The catch-and-release mission was intended to help identify potential therapies that may lie hidden in the bear’s microbiome, as study co-author and professor of microbial genetics at Rutgers University Konstantin Severinov, Ph.D., tells Inverse. But it was essential for this line of inquiry that the researchers use a wild animal with gut bacteria untainted by the modern world:
“There’s some data showing that animals in the zoo have much more common microbiota than the same animals if you take them in the wild,” Severinov says, but aside from that, wild animals also tend to be pretty hearty individuals. “Wild animals eat whatever and drink god-knows-what. So one hypothesis is that the microbes that inhabit them, in a way, protect them.”
Identifying those microbes, and the potentially protective compounds they produce could be a method to developing antibiotic treatments — although Severinov adds that this has yet to be fully tested. But historically, this is akin to how we’ve found our most important infection-fighting tools in the past. In the 1950s, Selman Waksman identified a host of antibiotics in soil microbes including streptomycin, which was the first anti-biotic used to cure tuberculosis.
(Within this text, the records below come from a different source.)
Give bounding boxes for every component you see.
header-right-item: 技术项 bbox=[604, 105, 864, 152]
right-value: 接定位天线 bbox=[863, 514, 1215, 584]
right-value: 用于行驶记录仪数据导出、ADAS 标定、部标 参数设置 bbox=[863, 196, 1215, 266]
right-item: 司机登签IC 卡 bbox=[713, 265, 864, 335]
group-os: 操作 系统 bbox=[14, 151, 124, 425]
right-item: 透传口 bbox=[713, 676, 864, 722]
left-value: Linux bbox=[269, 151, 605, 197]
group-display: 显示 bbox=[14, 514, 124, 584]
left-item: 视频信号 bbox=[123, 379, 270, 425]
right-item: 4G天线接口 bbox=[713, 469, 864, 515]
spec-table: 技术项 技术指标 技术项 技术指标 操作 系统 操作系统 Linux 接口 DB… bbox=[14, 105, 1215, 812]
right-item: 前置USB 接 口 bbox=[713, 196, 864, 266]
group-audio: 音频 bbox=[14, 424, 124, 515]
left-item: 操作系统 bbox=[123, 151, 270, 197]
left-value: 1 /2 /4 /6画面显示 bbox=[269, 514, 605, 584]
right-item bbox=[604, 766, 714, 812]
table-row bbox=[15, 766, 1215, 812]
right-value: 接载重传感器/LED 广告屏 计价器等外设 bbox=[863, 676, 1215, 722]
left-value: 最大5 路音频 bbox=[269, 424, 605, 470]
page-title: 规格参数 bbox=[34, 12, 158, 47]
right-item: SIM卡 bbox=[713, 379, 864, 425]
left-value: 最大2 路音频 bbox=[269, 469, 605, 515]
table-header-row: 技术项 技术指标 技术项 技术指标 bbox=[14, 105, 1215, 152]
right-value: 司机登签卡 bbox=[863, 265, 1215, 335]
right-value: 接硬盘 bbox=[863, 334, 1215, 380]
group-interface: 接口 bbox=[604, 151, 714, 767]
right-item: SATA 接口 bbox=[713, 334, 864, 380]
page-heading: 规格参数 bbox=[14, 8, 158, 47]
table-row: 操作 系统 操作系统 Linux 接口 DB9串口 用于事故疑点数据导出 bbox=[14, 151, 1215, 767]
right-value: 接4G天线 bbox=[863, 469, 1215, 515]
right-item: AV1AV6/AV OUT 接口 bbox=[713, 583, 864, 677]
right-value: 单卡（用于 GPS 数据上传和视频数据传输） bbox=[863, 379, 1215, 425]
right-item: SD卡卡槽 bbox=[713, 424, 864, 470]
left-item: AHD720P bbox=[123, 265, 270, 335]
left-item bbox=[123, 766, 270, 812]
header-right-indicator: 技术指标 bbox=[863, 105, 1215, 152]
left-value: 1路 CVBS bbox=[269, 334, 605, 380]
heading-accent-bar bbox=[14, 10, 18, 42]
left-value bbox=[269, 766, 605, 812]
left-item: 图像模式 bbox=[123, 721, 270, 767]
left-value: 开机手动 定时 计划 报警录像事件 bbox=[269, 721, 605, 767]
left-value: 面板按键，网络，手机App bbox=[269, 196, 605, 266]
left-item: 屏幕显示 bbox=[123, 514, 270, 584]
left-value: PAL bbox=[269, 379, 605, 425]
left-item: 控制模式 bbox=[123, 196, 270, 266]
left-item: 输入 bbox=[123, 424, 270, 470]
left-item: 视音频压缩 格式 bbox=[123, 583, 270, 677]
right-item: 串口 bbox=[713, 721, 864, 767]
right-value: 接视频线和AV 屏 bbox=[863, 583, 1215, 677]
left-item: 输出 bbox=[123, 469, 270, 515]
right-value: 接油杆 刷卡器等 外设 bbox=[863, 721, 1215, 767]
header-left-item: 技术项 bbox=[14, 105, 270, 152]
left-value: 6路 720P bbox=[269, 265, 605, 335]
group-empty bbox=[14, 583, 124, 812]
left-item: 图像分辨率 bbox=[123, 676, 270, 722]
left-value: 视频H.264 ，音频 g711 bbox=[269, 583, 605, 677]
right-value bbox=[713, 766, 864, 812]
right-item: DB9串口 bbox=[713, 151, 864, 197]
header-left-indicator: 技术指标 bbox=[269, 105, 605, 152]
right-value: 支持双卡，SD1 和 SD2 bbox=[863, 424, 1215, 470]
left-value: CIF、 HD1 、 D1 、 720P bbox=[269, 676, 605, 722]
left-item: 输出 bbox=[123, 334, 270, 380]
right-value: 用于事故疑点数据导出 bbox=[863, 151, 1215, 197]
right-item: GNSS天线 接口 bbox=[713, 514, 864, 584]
He won a Nobel Prize for this work, which interestingly was done at The Waksman Institute of Biotechnology which is also affiliated with this recent study.
Thousands of Tiny Test Tubes
Using bear saliva to try to solve human problems is interesting in itself, but Severinov points out that his paper also describes a technique that allows researchers to probe any type of microbiome from humans to komoto dragons (they were considering using these lizards instead of the bear) with novel speed and accuracy.
Instead of cultivating different types of microbes in a petri dish, these researchers use thousands of tiny oil droplets to investigate each and every aspect of the bear’s microbiome. In each droplet, they were able to combine a microbe from the bear’s saliva, with different types of infectious bacteria and then compare how well each one reacted to the infectious bacteria.
“Essentially it’s like having thousands of little test tubes where each bacteria grows without influencing the other, and then you can sort them and separate the ones you want from the ones you don’t,” he explains.
Analysis of these thousands of droplets crowned a winner: one droplet in which all the infectious bacteria had been killed. Severinov explains that this droplet contained a strain of Bacillus Pumilus, with a set of genes that helped it produce amicoumacin, a common antibiotic known to treat staph infections.
Microbial Dark Matter
While amicoumacin is by no means a new discovery, this team did identify something unique about this strain of B. Pumilus. It had another cluster of genes that also made it resistant to the antibiotic is was producing.
This didn’t surprise Severin in particular. “If you consider any microbe that produces noxious stuff, you have to assume that the microbe itself is resistant to that noxious stuff it produces,” he explains. It’s genes coded for an enzyme that made a tiny chemical change in the amicoumacin rendering it incapable of killing its host. In the paper, the authors describe it as a “unique mechanism of Bacillus self- resistance.”
This process is a long way from being adapted to human medicine, says Severin. But it is an illustration that if we keep looking in strange places, we never know what we might find, and how it might be useful down the road.
“There is this overarching idea that we don’t know maybe 99 percent of microbes that are out there, “ Severin says. “These are like dark matter because we can’t cultivate them or because you can’t get to them,” he concludes.